5Спустя три десятилетия с лишним я сижу на горе Сиенитной и думаю, что со мной происходило в те далекие годы. Осень, голубое небо, с шорохом падают с деревьев листья, далеко внизу шумит среди валунов речка.
А там, вдали, Осиновая гора, крутая, круглая, по ней извивается тропка, по этой тропке я тогда убегал из дому, получив две увесистых затрещины от шахтера дяди Андрея. Я убегал в город, где надеялся поступить на завод и зажить самостоятельной жизнью.
«Неправильно я тогда сделал, — думаю я спустя много лет. — Не надо было мне убегать от матери из дома».
Но тогда, убегая в город, я не думал о матери. Меня терзала обида. Я уходил от позора. О том, как мое письмо, врученное в руки Гути, попало к Свизеву, я не думал. Если бы Гутя сама передала ему письмо, чтобы вместе со всеми посмеяться надо мной, я все равно не перестал бы ее любить. То, что происходило со мной, жило помимо моей воли и сознания, оно было ничему не подвластно. Я взобрался, покидая дом, на Осиновую гору — мысли мои были с Гутей.
Шел размокший от весенних вод дорогой, степью — она шла со мной.
Ехал на грузовике, сидя на ворохе угля, — опять она рядом, Гутя.
И в темном тамбуре вагона, куда нырнул я на станции, чтобы добраться до города, она снова со мной, всю ночь мы ехали вместе...
Спустился с горы Сиенитной я напротив пожарки, У входа в пожарку, как всегда, сидел Дорофеич. Выставив деревяшку, он сидел смирно так и поглядывал по сторонам. Я подошел к нему, поздоровался, присел с ним на лавочку, и мы заговорили о разном: об осени, о журавлях и гусях... Потом осторожно, как бы между прочим, я поинтересовался Августой Ильиничной...
— Обнаковенная она, — охотно ответил Дорофеич. — Баба как баба, хорошая.
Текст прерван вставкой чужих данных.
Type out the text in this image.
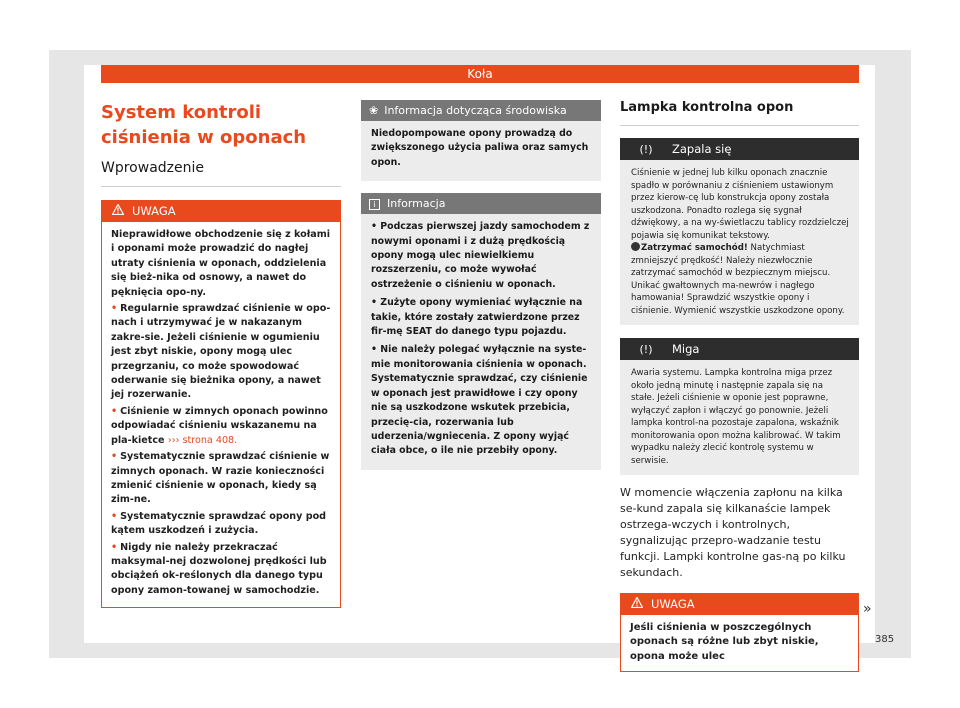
Koła
System kontroli ciśnienia w oponach
Wprowadzenie
UWAGA

Nieprawidłowe obchodzenie się z kołami i oponami może prowadzić do nagłej utraty ciśnienia w oponach, oddzielenia się bież-nika od osnowy, a nawet do pęknięcia opo-ny.

• Regularnie sprawdzać ciśnienie w opo-nach i utrzymywać je w nakazanym zakre-sie. Jeżeli ciśnienie w ogumieniu jest zbyt niskie, opony mogą ulec przegrzaniu, co może spowodować oderwanie się bieżnika opony, a nawet jej rozerwanie.

• Ciśnienie w zimnych oponach powinno odpowiadać ciśnieniu wskazanemu na pla-kietce ››› strona 408.

• Systematycznie sprawdzać ciśnienie w zimnych oponach. W razie konieczności zmienić ciśnienie w oponach, kiedy są zim-ne.

• Systematycznie sprawdzać opony pod kątem uszkodzeń i zużycia.

• Nigdy nie należy przekraczać maksymal-nej dozwolonej prędkości lub obciążeń ok-reślonych dla danego typu opony zamon-towanej w samochodzie.

❀ Informacja dotycząca środowiska

Niedopompowane opony prowadzą do zwiększonego użycia paliwa oraz samych opon.

i Informacja

• Podczas pierwszej jazdy samochodem z nowymi oponami i z dużą prędkością opony mogą ulec niewielkiemu rozszerzeniu, co może wywołać ostrzeżenie o ciśnieniu w oponach.

• Zużyte opony wymieniać wyłącznie na takie, które zostały zatwierdzone przez fir-mę SEAT do danego typu pojazdu.

• Nie należy polegać wyłącznie na syste-mie monitorowania ciśnienia w oponach. Systematycznie sprawdzać, czy ciśnienie w oponach jest prawidłowe i czy opony nie są uszkodzone wskutek przebicia, przecię-cia, rozerwania lub uderzenia/wgniecenia. Z opony wyjąć ciała obce, o ile nie przebiły opony.

Lampka kontrolna opon
(!)	Zapala się
Ciśnienie w jednej lub kilku oponach znacznie spadło w porównaniu z ciśnieniem ustawionym przez kierow-cę lub konstrukcja opony została uszkodzona. Ponadto rozlega się sygnał dźwiękowy, a na wy-świetlaczu tablicy rozdzielczej pojawia się komunikat tekstowy.
Zatrzymać samochód! Natychmiast zmniejszyć prędkość! Należy niezwłocznie zatrzymać samochód w bezpiecznym miejscu. Unikać gwałtownych ma-newrów i nagłego hamowania! Sprawdzić wszystkie opony i ciśnienie. Wymienić wszystkie uszkodzone opony.
(!)	Miga
Awaria systemu. Lampka kontrolna miga przez około jedną minutę i następnie zapala się na stałe. Jeżeli ciśnienie w oponie jest poprawne, wyłączyć zapłon i włączyć go ponownie. Jeżeli lampka kontrol-na pozostaje zapalona, wskaźnik monitorowania opon można kalibrować. W takim wypadku należy zlecić kontrolę systemu w serwisie.
W momencie włączenia zapłonu na kilka se-kund zapala się kilkanaście lampek ostrzega-wczych i kontrolnych, sygnalizując przepro-wadzanie testu funkcji. Lampki kontrolne gas-ną po kilku sekundach.
UWAGA
Jeśli ciśnienia w poszczególnych oponach są różne lub zbyt niskie, opona może ulec
»
385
Только не пофартило ей с мужьями: один бросил, другой помер.
— Одна живет?
— С матерью. Дети, трое у нее, выросли, разъехались... — Дорофеич помолчал и поинтересовался: — А ты с какой стороны ею интересуешься? Ежли насчет женитьбы, то в самую точку. Сойдемся мы с ней для разговору, она всякий раз спрашивает: нет ли на примете, Дорофеич, какого ни на есть ничейного мужичонки?
— Нет, я не собираюсь жениться, — сказал я. — Давно женат. Внуки растут...
— А зачем спрашиваешь?
— Учились мы с ней вместе, — сказал я; помолчал и добавил, соврав: — За одной партой сидели...
— Понятно, — сочувственно закивал головой Дорофеич. — Бывает. Учатся, бывает, люди вместе али служат, а потом встретятся... Вот я... — И Дорофеич принялся за рассказ о том, как он года два тому по делам пожарным в район ездил, встретил своего полковника, старого-престарого, в отставке...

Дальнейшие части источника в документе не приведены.